La Turquie continue à déporter les prisonnierEs dans des établissements pénitentiaires à des centaines de kilomètres de leur famille. Pourtant, une récente décision de la Cour européenne des droits de l’homme l’a condamnée pour “violation du respect de la vie familiale”…

En octobre 2019, la Cour européenne des droits de l’homme (CEDH) a rendu sa décision concernant les requêtes des détenus Abdülkerim Avşar et Abdülkerim Tekin et condamné la Turquie à verser aux intéressés 6 000 € d’indemnités chacun. Mais, malgré cette décision qui fait jurisprudence, afin que les prisonnierEs soient transféréEs dans des prisons plus proches de leur lieu d’habitation, la Turquie poursuit pourtant sans sourciller sa politique de déportation, méthode de persécution par l’isolement.

Dans le jargon pénitentiaire, on appelle ces déportations “transfert d’exil” ou “transfert au ban”. Ils sont pratiqués souvent, sans qu’aucune annonce préalable ne soit faite aux avocats et aux familles, ni même aux transféréEs concernéEs. Le motif invoqué est souvent le “manque de place”. Certes ce manque de places est réel, car les prisons turques ne désemplissent pas, de femmes et hommes politiques, intellectuelLEs, universitaires, écrivainEs, journalistes, étudiantEs, militantEs. Mais, avec les déportations d’une ville à l’autre et vice-versa, un drôle de “turn over” déstabilisant se crée.
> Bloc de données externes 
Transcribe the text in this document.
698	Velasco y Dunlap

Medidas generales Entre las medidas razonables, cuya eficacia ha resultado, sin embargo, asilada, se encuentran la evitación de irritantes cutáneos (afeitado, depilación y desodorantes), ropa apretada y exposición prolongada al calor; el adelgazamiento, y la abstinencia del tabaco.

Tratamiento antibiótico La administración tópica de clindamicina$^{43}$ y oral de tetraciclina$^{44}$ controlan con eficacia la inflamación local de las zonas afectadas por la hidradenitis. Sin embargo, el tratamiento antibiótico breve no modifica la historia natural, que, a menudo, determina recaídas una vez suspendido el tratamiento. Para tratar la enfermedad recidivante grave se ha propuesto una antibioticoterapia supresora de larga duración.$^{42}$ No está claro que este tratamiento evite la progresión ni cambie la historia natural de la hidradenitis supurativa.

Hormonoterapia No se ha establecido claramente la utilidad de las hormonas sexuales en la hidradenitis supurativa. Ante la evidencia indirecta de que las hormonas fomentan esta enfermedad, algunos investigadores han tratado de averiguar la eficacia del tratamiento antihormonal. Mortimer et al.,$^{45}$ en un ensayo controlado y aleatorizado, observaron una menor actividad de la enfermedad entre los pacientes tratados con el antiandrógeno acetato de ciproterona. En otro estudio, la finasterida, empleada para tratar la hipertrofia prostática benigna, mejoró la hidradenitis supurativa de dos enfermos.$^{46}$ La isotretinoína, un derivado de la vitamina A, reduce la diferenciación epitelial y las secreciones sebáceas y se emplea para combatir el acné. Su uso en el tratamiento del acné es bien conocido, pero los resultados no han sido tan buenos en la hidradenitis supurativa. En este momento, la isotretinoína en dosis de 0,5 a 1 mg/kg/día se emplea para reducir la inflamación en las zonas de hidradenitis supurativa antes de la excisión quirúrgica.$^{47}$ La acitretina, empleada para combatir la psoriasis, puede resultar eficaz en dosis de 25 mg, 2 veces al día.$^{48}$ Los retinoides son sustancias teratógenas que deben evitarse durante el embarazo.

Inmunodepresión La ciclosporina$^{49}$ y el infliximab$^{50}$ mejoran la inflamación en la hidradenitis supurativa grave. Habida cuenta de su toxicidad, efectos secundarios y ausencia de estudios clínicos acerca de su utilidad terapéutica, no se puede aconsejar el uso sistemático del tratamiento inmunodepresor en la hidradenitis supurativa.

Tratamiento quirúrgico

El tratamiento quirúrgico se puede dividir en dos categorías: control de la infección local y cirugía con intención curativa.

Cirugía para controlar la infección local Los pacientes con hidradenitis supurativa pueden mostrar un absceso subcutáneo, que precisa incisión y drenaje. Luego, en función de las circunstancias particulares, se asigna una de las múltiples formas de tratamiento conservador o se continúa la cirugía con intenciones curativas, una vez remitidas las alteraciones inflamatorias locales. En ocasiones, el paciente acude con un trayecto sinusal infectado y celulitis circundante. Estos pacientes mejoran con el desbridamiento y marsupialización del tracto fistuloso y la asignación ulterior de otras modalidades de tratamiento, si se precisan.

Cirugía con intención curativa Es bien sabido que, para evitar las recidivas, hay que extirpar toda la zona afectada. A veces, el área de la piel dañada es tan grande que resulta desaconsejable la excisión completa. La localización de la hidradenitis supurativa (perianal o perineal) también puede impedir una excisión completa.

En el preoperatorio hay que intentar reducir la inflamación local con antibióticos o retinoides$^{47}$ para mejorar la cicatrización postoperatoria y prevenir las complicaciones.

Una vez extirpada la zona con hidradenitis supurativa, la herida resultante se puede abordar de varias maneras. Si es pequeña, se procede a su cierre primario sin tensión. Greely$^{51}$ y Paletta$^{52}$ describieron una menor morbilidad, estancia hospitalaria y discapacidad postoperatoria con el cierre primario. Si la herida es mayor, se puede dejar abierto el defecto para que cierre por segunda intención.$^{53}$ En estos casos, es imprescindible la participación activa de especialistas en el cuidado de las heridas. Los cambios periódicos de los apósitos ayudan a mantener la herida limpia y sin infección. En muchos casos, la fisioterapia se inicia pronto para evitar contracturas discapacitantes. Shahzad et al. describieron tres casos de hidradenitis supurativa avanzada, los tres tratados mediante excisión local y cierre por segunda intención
Celui-ci n’a qu’une seule utilité ; l’isolement des prisonnierEs.

Nous avions abordé ce sujet à travers les cas urgents de détenus malades, Devrim Ayık et Celal Şeker, qui est d’ailleurs malheureusement décédé en prison. Et, en novembre 2018, notre amie et collègue Zehra Doğan et ses 20 amies prisonnières avaient elles aussi été déportées, à 570 km de distance de leurs familles.

Les “transferts” sont effectués avec le véhicule “ring”, dont l’intérieur est aménagé en cellule. Les prisonnierEs sont menottéEs, et subissent des voyages de plusieurs heures, sans aucun arrêt. Lorsqu’un transfert à l’hôpital est opéré dans ce véhicule, c’est un tel calvaire pour des détenuEs, que la plupart de temps, ils-elles préfèrent ne pas en faire la demande. Aslı Erdoğan en parlait début 2017, dans une interview après sa libération, dans ces termes :

“Ils te font monter dans cet horrible véhicule, le ‘ring’. Je n’ai jamais vu autre chose qui soit plus inhumain que ce véhicule”.

D’innombrables prisonnierEs politiques, prisEs en otage dans les prisons de Turquie sont concernées par cette pratique, systématisée, inhumaine et abusive.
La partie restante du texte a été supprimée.